特に、マスコミには住まいに関する情報発信について、前出の「見えづらい部分」についてもっと様々な注意喚起をしておくべきだったと思います。後出しじゃんけん的に色んな報道や意見が発表されていますが、遅きに失したという感があります。もちろん、責任の重さを痛感しなければ行けないのは、その末席にいる私も同様です。
今後はさらに施工の健全性確保が難しくなる
ところで、傾斜マンション問題では、「資産価値」をどう評価するかが解決のポイントになると思われます。この資産価値こそが住まいの「見えにくい」部分の最も核心的になると考えられます。あるビルの建設現場の様子。写真を撮影したのは夜の8時頃。通常、一日の工事は5時か6時くらいには終了するものだが、この時間まで続けなければいけないのは、施工をする人たちの数が少ないことなどが背景にある。こうしたムリが、それは施工ミスやデータ改ざんなどの温床になっている(クリックすると拡大します)
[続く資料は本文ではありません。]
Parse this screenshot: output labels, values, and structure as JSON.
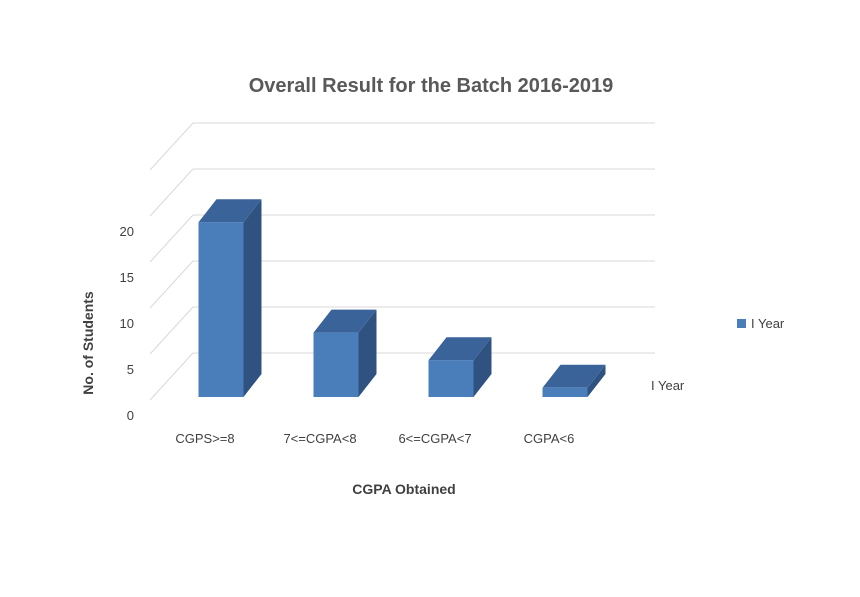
{
  "chart_data": {
    "type": "bar",
    "title": "Overall Result for the Batch 2016-2019",
    "xlabel": "CGPA Obtained",
    "ylabel": "No. of Students",
    "categories": [
      "CGPS>=8",
      "7<=CGPA<8",
      "6<=CGPA<7",
      "CGPA<6"
    ],
    "series": [
      {
        "name": "I Year",
        "values": [
          19,
          7,
          4,
          1
        ]
      }
    ],
    "ylim": [
      0,
      20
    ],
    "yticks": [
      0,
      5,
      10,
      15,
      20
    ],
    "depth_axis_label": "I Year",
    "legend_position": "right",
    "grid": true,
    "three_d": true,
    "colors": {
      "front": "#4a7ebb",
      "side": "#2f5280",
      "top": "#3a6399",
      "grid": "#d9d9d9"
    }
  }
}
このように、住宅取得にあたって後から何か問題が発生すると大変です。住宅は人がつくるものである以上、何かしら問題が発生するもの。問題が発生しても大ごとにならないようどんな工夫がされているかに注目するなど、慎重な検討が求められそうです。
このマンションの問題が今後、住まいづくりや購入を考えていく上で大きな分岐点になれば、と私は願わずにいられません。ただ、懸念されるのは、こうした問題が今後も起こる可能性が否定できないということです。
というのも、現在は東日本大震災の復興や、アベノミクスによる公共事業の増加、東京五輪開催に伴う建設需要の高まりなどから、横浜の傾斜マンションが建てられていた頃より、施工の健全性はさらに厳しい局面に置かれているといわざるをえないからです。
このことはこれまでに何度か指摘してきましたが、現在の住宅を含めた建設・不動産業界が置かれる状況をみていると、再度、懸念をしなければならないように思われます。今後、住宅取得を検討する皆さんには、これまで以上に「見えづらい部分」にこだわって、詳細な検討をしていただきたいと願っています。